Keep in mind that the ones that are easy to come by are the ones that were published or made tech reports because someone thought they advanced the state of the art—in other words, because they did more than a master's thesis. . The actual writing of a PhD thesis generally takes about a year, and an often-proven rule of thumb is that it will drag on for a year after you're completely sick of it. It has a central part that you are very confident you can complete and that you and your advisor agree will meet the degree requirements.

However, you may find that there is no faculty member who can supervise a topic in that area that you are comfortable with. Staying in the same field simplifies things and will probably take one to two years from the total time to graduation, especially if a PhD-sized topic becomes apparent during the course of the Master's work. When you do the work, be able to simply explain how each part of your theory and application serves the purpose.

11 Research methodology

Once you've chosen a topic, be sure to be clear with your advisor about what completion will entail. If you and he have different expectations and don't realize it, you can lose badly. You may want to design an explicit final test, such as a set of cases that your theory or program can handle.

This document itself is an example of its authors avoiding thesis.). You are constantly confronted with research decisions that differ along a line between "nice" and "fun". Should you take the time to formalize this problem to some degree (so you can prove its intractability, for example) or should you deal with it in its raw form, which is ill-defined but closer to reality. Every piece of work, and every person, should aim for a judicious balance that formalizes sub-problems that seem to cry out for it while staying honest to the big picture.

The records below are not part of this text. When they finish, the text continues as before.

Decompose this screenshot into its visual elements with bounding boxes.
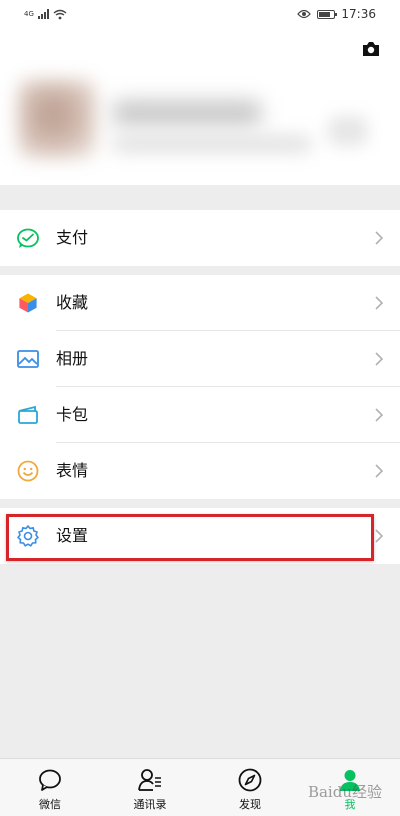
- menu-group-main: 收藏 相册 卡包 表情: [0, 275, 400, 499]
- tab-label-me: 我: [344, 798, 356, 811]
- menu-item-cards[interactable]: 卡包: [0, 387, 400, 443]
- chevron-right-icon: [375, 464, 384, 478]
- favorites-cube-icon: [16, 291, 40, 315]
- menu-label-favorites: 收藏: [56, 293, 89, 312]
- camera-button[interactable]: [360, 38, 382, 60]
- chevron-right-icon: [375, 352, 384, 366]
- chat-icon: [37, 767, 63, 793]
- status-bar: 4G 17:36: [0, 0, 400, 28]
- menu-label-stickers: 表情: [56, 461, 89, 480]
- menu-item-pay[interactable]: 支付: [0, 210, 400, 266]
- battery-icon: [317, 9, 338, 19]
- status-right: 17:36: [297, 7, 376, 21]
- tab-label-chats: 微信: [39, 798, 61, 811]
- tab-discover[interactable]: 发现: [200, 759, 300, 816]
- bottom-tab-bar: 微信 通讯录 发现 我: [0, 758, 400, 816]
- menu-label-pay: 支付: [56, 228, 89, 247]
- menu-label-cards: 卡包: [56, 405, 89, 424]
- wifi-icon: [53, 9, 67, 19]
- chevron-right-icon: [375, 296, 384, 310]
- pay-icon: [16, 226, 40, 250]
- eye-icon: [297, 9, 312, 19]
- album-icon: [16, 347, 40, 371]
- status-left: 4G: [24, 9, 67, 20]
- profile-name-blurred: [112, 100, 262, 126]
- network-type: 4G: [24, 10, 34, 18]
- chevron-right-icon: [375, 529, 384, 543]
- card-wallet-icon: [16, 403, 40, 427]
- smiley-icon: [16, 459, 40, 483]
- tab-contacts[interactable]: 通讯录: [100, 759, 200, 816]
- menu-label-album: 相册: [56, 349, 89, 368]
- menu-group-settings: 设置: [0, 508, 400, 564]
- menu-item-favorites[interactable]: 收藏: [0, 275, 400, 331]
- camera-icon: [363, 42, 379, 56]
- compass-icon: [237, 767, 263, 793]
- menu-item-stickers[interactable]: 表情: [0, 443, 400, 499]
- avatar[interactable]: [18, 80, 96, 158]
- menu-label-settings: 设置: [56, 526, 89, 545]
- tab-label-discover: 发现: [239, 798, 261, 811]
- chevron-right-icon: [375, 231, 384, 245]
- menu-item-settings[interactable]: 设置: [0, 508, 400, 564]
- qr-code-blurred[interactable]: [328, 116, 368, 146]
- profile-header[interactable]: [0, 28, 400, 185]
- contacts-icon: [137, 767, 163, 793]
- tab-chats[interactable]: 微信: [0, 759, 100, 816]
- cell-signal-icon: [37, 9, 49, 19]
- tab-me[interactable]: 我: [300, 759, 400, 816]
- chevron-right-icon: [375, 408, 384, 422]
- profile-id-blurred: [112, 136, 312, 152]
- me-icon: [337, 767, 363, 793]
- tab-label-contacts: 通讯录: [133, 798, 167, 811]
- clock: 17:36: [341, 7, 376, 21]
- menu-group-pay: 支付: [0, 210, 400, 266]
- gear-icon: [16, 524, 40, 548]
- menu-item-album[interactable]: 相册: [0, 331, 400, 387]
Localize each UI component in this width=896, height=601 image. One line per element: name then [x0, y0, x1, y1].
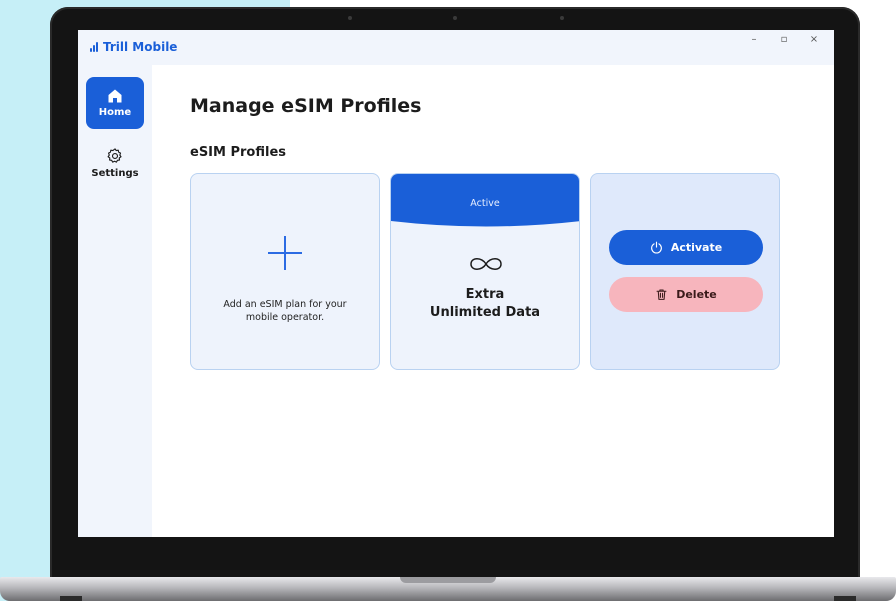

You look at how people learn arithmetic, how the brain works, how kangaroos jump, and you try to figure it out and make a testable theory. Some jobs are like engineering: you try to build a better problem solver or shape algorithm. Some work is like mathematics: play with formalisms, try to understand their properties, tear them apart, prove things about them.

12 Emotional factors

Other times you get stuck and feel like you can't do anything for a long time. You can get a lot more work done by regularly setting short- and medium-term goals, for example weekly and monthly. You can make a deal with a friend to trade weekly goals and make a game of trying to achieve them.

Leave something easy or fun unfinished at night that you can start in the morning. One consequence of this is that you cannot please all the people all the time. Probably more important is that you talk to as many people as possible about your ideas and get their feedback.

A potential pitfall is discovering that all problems are harder than you expected, that research takes longer than you expected, and that you can't do it all by yourself. You have to face the fact that all you can do is contribute your part to a corner of the subfield so your thesis won't solve the big problems. It's a pain a lot of the time, but if the problem is right for you, you can tackle it like a game and enjoy the process.